Par un mémoire en défense, enregistré le 7 juin 2024, la SAS Relyens Courtage, défenderesse, et la société Relyens Mutual Insurance, intervenante volontaire et requérante, représentées par Me Barre, demandent à ce que la société Relyens Courtage soit mise hors de cause au motif qu’elle n’est pas l’assureur dommages-ouvrage et indiquent que la société Relyens Mutual Insurance entend intervenir volontairement à l’instance en qualité d’assureur dommages-ouvrage, la société Relyens Mutual Insurance formule toutes protestations et réserves d’usage quant à la mesure d’instruction sollicitée, et précise qu’elle entend s’associer à la demande d’expertise judiciaire à l’encontre des intervenants à l’acte de construire et de leurs compagnies d’assurances respectives et solliciter à ce titre une mesure d’instruction.
Par un mémoire en défense, enregistré le 17 juin 2024, la Smac déclare ne pas s’opposer à la demande d’expertise tout en faisant état de protestations et réserves concernant son éventuelle responsabilité dans la survenance des désordres allégués.
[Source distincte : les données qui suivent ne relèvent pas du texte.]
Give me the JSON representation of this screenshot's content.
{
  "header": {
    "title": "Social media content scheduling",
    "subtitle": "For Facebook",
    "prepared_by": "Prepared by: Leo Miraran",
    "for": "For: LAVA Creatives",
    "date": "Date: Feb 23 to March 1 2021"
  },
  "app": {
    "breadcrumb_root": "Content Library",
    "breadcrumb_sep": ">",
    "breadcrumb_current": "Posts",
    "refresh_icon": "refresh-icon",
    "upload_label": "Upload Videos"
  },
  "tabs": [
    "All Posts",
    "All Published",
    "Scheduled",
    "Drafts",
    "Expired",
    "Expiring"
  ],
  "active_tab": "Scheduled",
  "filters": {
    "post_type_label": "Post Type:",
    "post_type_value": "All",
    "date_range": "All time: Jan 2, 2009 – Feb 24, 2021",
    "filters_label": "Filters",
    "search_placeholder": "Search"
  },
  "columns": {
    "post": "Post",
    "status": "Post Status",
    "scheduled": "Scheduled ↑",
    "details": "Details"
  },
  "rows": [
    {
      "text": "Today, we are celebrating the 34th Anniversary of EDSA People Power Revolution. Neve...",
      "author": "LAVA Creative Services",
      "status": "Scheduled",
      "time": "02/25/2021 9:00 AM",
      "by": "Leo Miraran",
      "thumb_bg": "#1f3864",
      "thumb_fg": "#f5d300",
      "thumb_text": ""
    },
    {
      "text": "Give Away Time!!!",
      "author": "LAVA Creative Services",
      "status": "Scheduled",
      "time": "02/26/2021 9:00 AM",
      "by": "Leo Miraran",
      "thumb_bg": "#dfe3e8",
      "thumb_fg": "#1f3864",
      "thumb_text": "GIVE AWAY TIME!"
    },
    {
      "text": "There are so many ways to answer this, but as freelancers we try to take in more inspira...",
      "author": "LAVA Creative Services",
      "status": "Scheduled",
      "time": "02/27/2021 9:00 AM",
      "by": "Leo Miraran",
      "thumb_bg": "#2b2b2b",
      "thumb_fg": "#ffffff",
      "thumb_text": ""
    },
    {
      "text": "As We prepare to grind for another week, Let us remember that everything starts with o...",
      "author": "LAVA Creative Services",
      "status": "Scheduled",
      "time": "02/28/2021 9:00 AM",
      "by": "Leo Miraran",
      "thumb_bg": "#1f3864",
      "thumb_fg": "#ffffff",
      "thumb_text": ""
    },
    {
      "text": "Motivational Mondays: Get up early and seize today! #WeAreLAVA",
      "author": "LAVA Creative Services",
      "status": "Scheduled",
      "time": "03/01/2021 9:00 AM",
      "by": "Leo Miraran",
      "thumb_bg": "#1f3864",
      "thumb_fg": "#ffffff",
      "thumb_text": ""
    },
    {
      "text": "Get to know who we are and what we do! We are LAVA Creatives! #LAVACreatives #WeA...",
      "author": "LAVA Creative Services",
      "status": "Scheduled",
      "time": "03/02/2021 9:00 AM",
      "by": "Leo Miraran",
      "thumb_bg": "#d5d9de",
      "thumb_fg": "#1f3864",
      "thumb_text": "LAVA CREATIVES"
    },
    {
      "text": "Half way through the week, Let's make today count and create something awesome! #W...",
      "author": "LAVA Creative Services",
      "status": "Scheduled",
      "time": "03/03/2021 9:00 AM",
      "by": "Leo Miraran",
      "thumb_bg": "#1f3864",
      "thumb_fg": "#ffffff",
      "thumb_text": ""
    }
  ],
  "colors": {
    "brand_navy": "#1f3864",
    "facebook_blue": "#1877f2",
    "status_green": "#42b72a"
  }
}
Par un mémoire en défense, enregistré le 25 juillet 2024, la société Apave Infrastructures et Construction France, venant aux droits de la société Apave Sudeurope, représentée par Me Marié, demande à ce qu’il soit donné acte de sa constitution en défense et qu’il lui soit communiqué tout acte de procédure, mémoires ou pièces qui seraient produits dans le cadre de l’instance, émet toutes protestations et réserves d’usage sur la mesure d’expertise sollicitée et demande la condamnation des parties dont la responsabilité pourrait être engagée à la garantir indemne.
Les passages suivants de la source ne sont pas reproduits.